Glad you guys made it off the route alright. That hex was left by Martin and I two weekends back. We had the topo from Beckey with us, but realized later that Nelson's topo clearly shows the two cracks which we tried and failed at. We also struggled a bit to locate the route in the first place. In fact, we met another team of two who went up a wrong crack way way to the right of the actual route (just a few yards after you exit the class 4 gully from the main approach gully). They had to sacrifice some gear to bail after a pitch.

Posted

We did that route Monday, but after reading your description, I wonder if we were on the right route. The line we took was super straight forward, definitly the most obvious line on the face (atleast the west side of it). We did the what I thought was the lie back crux on the 2nd pitch.

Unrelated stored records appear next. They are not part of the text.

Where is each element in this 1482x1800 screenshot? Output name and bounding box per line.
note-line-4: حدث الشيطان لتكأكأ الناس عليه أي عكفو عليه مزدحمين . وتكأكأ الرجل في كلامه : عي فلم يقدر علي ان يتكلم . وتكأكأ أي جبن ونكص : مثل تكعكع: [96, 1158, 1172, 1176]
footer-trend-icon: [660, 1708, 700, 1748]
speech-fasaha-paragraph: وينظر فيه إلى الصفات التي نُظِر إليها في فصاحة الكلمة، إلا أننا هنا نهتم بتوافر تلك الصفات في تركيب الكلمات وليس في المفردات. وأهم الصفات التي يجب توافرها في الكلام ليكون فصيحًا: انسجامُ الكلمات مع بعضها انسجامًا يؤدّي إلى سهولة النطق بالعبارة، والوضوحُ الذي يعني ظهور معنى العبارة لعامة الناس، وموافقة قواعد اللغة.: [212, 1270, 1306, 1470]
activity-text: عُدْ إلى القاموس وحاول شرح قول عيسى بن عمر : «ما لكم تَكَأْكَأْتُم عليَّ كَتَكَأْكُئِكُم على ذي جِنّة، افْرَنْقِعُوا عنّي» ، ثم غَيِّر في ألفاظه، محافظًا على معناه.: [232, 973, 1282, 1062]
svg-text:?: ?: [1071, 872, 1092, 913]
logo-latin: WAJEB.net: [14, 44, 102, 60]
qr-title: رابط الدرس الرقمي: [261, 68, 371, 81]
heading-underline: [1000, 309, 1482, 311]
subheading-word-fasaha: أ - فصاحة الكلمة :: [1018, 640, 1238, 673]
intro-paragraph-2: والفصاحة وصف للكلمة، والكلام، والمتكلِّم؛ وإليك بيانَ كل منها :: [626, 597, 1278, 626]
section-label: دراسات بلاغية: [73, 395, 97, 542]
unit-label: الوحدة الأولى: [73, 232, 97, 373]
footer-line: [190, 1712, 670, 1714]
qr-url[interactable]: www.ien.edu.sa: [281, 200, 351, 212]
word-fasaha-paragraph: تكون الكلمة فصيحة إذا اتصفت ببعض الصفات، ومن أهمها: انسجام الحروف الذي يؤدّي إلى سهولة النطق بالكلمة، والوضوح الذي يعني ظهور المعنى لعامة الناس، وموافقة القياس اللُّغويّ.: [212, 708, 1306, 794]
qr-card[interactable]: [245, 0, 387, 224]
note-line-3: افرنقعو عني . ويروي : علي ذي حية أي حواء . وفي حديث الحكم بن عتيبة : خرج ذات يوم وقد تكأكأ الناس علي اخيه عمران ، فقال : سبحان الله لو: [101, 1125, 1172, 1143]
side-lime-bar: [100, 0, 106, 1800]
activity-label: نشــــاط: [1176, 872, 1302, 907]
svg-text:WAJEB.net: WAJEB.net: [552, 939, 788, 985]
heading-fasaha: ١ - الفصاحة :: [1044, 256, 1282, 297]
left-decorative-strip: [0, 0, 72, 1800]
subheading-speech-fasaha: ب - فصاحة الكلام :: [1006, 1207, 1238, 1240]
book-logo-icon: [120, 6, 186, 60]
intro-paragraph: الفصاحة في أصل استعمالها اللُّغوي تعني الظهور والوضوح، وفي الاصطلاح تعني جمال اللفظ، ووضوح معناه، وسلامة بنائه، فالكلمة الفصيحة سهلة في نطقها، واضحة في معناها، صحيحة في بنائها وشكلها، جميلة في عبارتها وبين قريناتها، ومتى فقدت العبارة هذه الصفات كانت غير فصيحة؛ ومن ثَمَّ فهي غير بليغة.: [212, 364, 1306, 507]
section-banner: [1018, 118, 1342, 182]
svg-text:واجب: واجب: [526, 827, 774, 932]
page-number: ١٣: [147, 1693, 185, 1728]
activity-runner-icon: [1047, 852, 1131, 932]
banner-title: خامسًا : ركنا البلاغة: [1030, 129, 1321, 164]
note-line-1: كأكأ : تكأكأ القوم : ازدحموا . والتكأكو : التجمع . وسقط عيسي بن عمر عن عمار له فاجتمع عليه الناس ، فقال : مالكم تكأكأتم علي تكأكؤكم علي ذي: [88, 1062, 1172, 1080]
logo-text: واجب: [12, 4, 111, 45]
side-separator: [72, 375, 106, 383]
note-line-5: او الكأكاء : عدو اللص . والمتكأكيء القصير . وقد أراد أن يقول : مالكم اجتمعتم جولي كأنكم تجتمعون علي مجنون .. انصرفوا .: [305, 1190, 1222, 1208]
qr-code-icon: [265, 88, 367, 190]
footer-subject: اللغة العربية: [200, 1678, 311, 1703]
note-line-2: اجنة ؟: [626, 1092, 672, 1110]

Even though I was wearing sneakers I felt that it was way harder than 5.8. Then the crack continued into a sweet left facing dihedral and up into a cool mini tunnel. Then a pitch of flakes and cracks to easy ground and the summit. Does that sounds like anything you guys were on?

Posted

Sounds correct. The first two pitches as we did them followed easy, left leading features up to a large ledge. Did you start differently?

 

The "sweet" dihedral isn't so sweet when wet and filled with snow frown.gif

Posted

Sounds different. We did 1 pitch up to the base of what I thought was the crux lieback - a dihedral / book with a weird bulge / roof thing. I don't think the sweet dihedral would be filled with snow as it was left leaning and there were roofs above.